The decision to disperse the students, who assembled to protest tuition increases, was made based on claims from UCDPD Chief Annette Spicuzza that "80% of the protesters participating in the encampment on the Quad were not students," but members of Occupy Oakland.  

After hearing this claim, the university's "Leadership Team," which was headed by Chancellor Linda B. Katehi, grew concerned about Occupiers hurting students. Katehi told investigators that she didn't want to invite "the use of drugs and sex and other things" happening at Occupy Oakland, and that the Leadership Team was "worried especially about having very young girls and other students with older people who come from the outside." Another member of the LT said he feared "reporting to a parent that a nonaffiliate has done this unthinkable act with your daughter."

Students, faculty, staff, and even a vice chancellor on the Leadership Team challenged the UCDPD's claim, but visions of Occupiers raping students inspired Katehi to order the camp's closure. (The report says that the UCDPD's claims still have not been substantiated, and that "the status of the protesters arrested on Nov. 18 does not support the contention that many non-affiliates were involved in these events.")

After the decision was made to break down the camp, Police Chief Spicuzza allegedly "argued to her officers that the police operation was to be limited in various respects," the report says. "She attempted, unsuccessfully, to dissuade her officers from using batons and pepper spray or to prevent them from wearing 'riot gear' during the operation."

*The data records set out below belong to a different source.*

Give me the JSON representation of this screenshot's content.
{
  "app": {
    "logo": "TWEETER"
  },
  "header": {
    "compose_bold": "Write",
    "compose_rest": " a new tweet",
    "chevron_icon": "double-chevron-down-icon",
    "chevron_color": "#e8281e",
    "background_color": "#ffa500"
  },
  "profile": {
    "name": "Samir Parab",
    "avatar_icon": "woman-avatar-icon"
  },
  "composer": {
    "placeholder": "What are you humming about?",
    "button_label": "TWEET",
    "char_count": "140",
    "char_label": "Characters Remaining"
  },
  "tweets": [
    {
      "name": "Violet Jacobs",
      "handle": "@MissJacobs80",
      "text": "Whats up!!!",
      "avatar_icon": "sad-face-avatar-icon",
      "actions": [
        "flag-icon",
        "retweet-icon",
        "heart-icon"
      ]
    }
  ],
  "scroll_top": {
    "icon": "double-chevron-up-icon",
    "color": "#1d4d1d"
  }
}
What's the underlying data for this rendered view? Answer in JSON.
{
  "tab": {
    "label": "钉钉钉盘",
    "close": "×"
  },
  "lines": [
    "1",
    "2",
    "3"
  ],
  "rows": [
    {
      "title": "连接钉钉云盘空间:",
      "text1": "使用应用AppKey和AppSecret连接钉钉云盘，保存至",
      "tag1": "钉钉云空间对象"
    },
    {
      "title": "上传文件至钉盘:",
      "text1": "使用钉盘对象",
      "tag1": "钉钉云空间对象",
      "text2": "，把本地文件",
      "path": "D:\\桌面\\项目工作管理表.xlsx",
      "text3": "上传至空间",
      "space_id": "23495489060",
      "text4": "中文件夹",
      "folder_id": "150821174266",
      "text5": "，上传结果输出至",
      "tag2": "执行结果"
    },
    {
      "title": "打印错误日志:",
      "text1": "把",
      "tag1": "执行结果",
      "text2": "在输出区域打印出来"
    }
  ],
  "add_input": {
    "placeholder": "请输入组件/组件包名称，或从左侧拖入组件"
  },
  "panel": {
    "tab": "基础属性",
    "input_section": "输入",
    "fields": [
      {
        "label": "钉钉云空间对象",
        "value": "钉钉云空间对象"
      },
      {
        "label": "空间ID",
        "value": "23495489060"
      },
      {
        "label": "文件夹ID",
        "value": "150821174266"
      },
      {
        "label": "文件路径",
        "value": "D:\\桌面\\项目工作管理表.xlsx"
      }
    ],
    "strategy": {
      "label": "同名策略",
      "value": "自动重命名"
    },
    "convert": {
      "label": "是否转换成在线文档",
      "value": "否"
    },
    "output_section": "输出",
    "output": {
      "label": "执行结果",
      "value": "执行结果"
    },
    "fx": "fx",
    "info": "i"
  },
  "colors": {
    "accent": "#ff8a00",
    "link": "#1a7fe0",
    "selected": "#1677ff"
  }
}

According to the report, Spicuzza had no control over her officers. "Lieutenants refused to follow directives of the Chief," the report says. "This breakdown is illustrated by the heated exchanges between the Chief and her Lieutenants as to the scope and conduct of the operation and the Chief's apparent concession that her officers will do things their own way and there is nothing she can do about it."

After losing the argument over tactics with her officers, Spicuzza essentially relinquished any command of the Nov. 18 raid. One officer even testified to investigators that "during the most turbulent minutes of this operation, he observed the chief standing opposite him in the crowd filming the police actions with her cell phone."

Once police actions commenced, the report says "No one in a command position was in the Department Operations Center, which impaired coordination and communication." And because Spicuzza could not control her officers, she could not stop Lt. Pike from using an unapproved canister of MK 9 pepper spray, which UCDPD officers not only had no training with, but were not even authorized to use. Pike "appears to have made the command decision to use pepper spray."

And why, exactly, did Pike feel the need to pepper spray sitting students? According to UCDPD testimony, "the crowd was hostile, [the officers were surrounded, and they were at risk of losing their prisoners."

But the report begs to differ: "On balance, there is little factual basis supporting Lt. Pike's belief that he was trapped by the protesters or that his officers were prevented from leaving the Quad. Further, there is little evidence that any protesters attempted to use violence against the police." 

The report holds the Leadership Team responsible for the decision to break down the camp, UCDPD leadership responsible for mismanaging police operations, and Lt. Pike responsible for his overreaction to the crowd, as well as "for the specific pepper spray weapon he used, the MK-9, and the manner in which he used it."